> The moment you create your own content (even if you are a content provider yourself) you lose the protection of Section 230.
No. Practically every social network and publisher creates their own content occasionally, yet there's plenty of precedent for companies like Google, Ebay, Amazon, Apple, and Facebook being protected under Section 230.
A better, more accurate way of phrasing your objection would be to say, "Section 230 does not protect you from lawsuits over the specific content you created." So if Twitter's company-written annotation was found to be libel, they could of course be sued over that.

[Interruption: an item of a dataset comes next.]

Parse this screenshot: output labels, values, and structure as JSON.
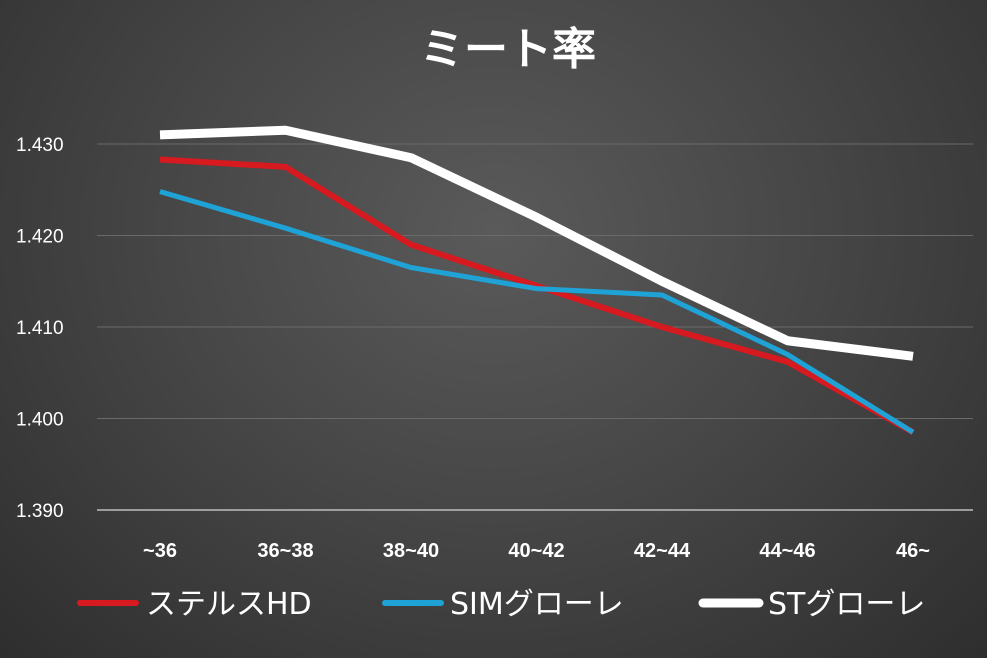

But adding your own content to a forum/platform has no bearing on whether Section 230 applies more broadly to other content that you host. Take a deeper look at your example:
> You cannot make a list of "staff picks" and then claim that the content comes from other sources
This is exactly what Amazon, Apple, and Google Play do every day. And all of those platforms have been ruled to be protected by Section 230 in multiple lawsuits -- covering everything from trademark violations to defective products. The fact that Amazon has a "recommended brand" section does not mean that they are liable for everything that shows up on their store. And that's a principle that's held up in real courts over, and over, and over again.
> Editing/policing content
I don't want to keep beating the same horse, but that's not what Twitter did. They didn't edit Trump's tweet or restrict it, they added their own speech next to Trump's tweet. That has nothing to do with Section 230, it's just a generic, common case of 1st Ammendment protected counterspeech.